Nimet-i ilâhî asla sayılara hesaplara gelmez. İnsan sadece şahsına verilmiş olan nimetleri birazcık düşünecek olsa bunca nimetlerin şükrünü eda edemeyeceğinin şuuruna erer. Şöyle bir nebzecik kendimize nazar ettiğimizde nasıl bir nimet-i uzma bahşedilmiş olduğunu görürüz. Göz, kulak, el, ayak, dil, dudak, beynimiz, sinir sistemimiz, aklımız, iç organlarımız, dolaşım sistemimiz yani damarlarımız, etimiz, derimiz vs. maddesi ve manası ile muazzam bir şaheser. Düşünülürse, değil göz, kulak, kirpiği, kaşı dökülse yerine koyacak bir kuvvet bulamaz insan. Öyle bir nimet ki birbiriyle uyum içinde, yerli yerince. Gözü yaratan Yüce Allah, onun görebilmesi için ışığı yaratmış, kulağın yararlı olması için sesi halk etmiş ve bunlar vasıtası ile dünya ve ukbasına ait meseleleri kavrayabilmesi için aklı yaratmış, meramını anlatabilmesi için dil, dudak ve ses telleri denilen cihazlara konuşabilme istidadı vermiş. Sesi yaratmış, gözü, kulağı, aklı, dimağı yaratmış. Her bir nimetin içerisinde binlerce nimet derc etmiş, nimet içinde nimet, lütuf içinde lütuflarla serfiraz eylemiştir. Yeter ki kul, kadr-i kıymetini bilsin. Bu peşinen verilen nimetlerle ebedi nimetleri kazanacak ticaret yapsın.

İnsanı yaratıp hayatını murad eden Mevlâ, bu hayatın takdir edilen zamana kadar devamı için ihtiyacı olan her şeyi halk edip emrine musahhar eylemiş. Cümle kâinat ve içindeki cümle canlı cansız her şeyin insanlar için yaratıldığını bildiren Mevlâ hiçbir şeyi abes yaratmamıştır, her zerrenin dahi kendine has vazifesi vardır. İnsanoğlu nankör olmayıp birazcık düşünse aklı sönmedi, vicdanı ölmedi ise bunca nimet-i ilâhînin insan için var olduğunu görecektir. Havadaki arıdan denizdeki balığa, karadaki koyun, inek, at, deve ve pek çok mahlûkun kula hizmet ettiğini ve Yüce Allah’ın bu mahlûkatı vasıtası ile nimetlerini bol bol, çeşit çeşit sunduğunu gün ışığı gibi görüp idrak edecektir. Bir kurtçuğun eliyle kullarına ipekler sunduğuna şahit olacaktır.

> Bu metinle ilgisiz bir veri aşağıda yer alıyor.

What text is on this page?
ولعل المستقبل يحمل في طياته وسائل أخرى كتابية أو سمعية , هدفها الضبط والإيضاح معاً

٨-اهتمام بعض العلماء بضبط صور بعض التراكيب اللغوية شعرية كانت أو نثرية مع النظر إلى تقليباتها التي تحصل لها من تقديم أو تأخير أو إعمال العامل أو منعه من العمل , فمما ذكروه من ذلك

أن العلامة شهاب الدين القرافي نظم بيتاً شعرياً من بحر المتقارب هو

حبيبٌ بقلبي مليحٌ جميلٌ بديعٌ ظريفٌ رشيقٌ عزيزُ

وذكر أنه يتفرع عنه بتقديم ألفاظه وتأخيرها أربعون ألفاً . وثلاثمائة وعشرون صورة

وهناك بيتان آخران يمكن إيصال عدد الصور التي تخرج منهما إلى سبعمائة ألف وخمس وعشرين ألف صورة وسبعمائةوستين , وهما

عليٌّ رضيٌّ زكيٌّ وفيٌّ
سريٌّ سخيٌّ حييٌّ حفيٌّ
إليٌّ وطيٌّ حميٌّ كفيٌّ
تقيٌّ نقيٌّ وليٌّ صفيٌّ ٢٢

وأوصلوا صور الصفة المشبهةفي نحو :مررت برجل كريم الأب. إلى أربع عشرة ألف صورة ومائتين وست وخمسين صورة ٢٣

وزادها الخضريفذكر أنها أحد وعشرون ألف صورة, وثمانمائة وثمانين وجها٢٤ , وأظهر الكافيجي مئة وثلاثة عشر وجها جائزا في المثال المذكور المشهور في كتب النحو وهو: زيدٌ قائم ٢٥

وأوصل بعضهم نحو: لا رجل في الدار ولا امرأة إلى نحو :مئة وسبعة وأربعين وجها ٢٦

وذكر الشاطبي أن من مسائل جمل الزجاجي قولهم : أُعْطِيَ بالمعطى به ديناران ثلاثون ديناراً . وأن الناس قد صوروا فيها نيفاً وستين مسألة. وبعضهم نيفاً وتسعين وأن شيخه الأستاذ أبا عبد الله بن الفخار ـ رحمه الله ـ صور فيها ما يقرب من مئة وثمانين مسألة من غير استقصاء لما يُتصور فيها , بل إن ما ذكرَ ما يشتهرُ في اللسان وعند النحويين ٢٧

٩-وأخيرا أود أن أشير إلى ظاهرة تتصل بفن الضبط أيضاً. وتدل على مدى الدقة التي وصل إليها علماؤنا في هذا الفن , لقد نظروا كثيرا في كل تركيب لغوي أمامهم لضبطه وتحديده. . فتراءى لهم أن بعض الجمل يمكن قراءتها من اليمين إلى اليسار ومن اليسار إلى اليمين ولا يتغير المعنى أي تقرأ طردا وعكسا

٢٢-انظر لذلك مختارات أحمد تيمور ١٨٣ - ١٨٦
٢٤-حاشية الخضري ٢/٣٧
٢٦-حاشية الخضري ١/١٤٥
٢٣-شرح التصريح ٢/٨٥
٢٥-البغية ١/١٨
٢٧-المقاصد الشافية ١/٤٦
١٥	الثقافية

Arz, sema, ay, güneş, hava, su, bunca çeşit çeşit lezzetleri, faideleri ile nebatat, gökten inen yağmur velhasıl her şey insan için ve insanın yararına sunulmuş, emrine musahhar kılınmıştır ve hizmet etmektedirler. Tüm kâinat ve içindekileri adeta bir sofra gibi kullarına takdim eden Yüce Mevlâ karşılık olarak ne istiyor? Sadece teşekkür. Böyle Kerîm Rabbına karşı cimrice davranıp teşekkür etmeyi dahi akledemeyen nankörlere ne demeli acaba?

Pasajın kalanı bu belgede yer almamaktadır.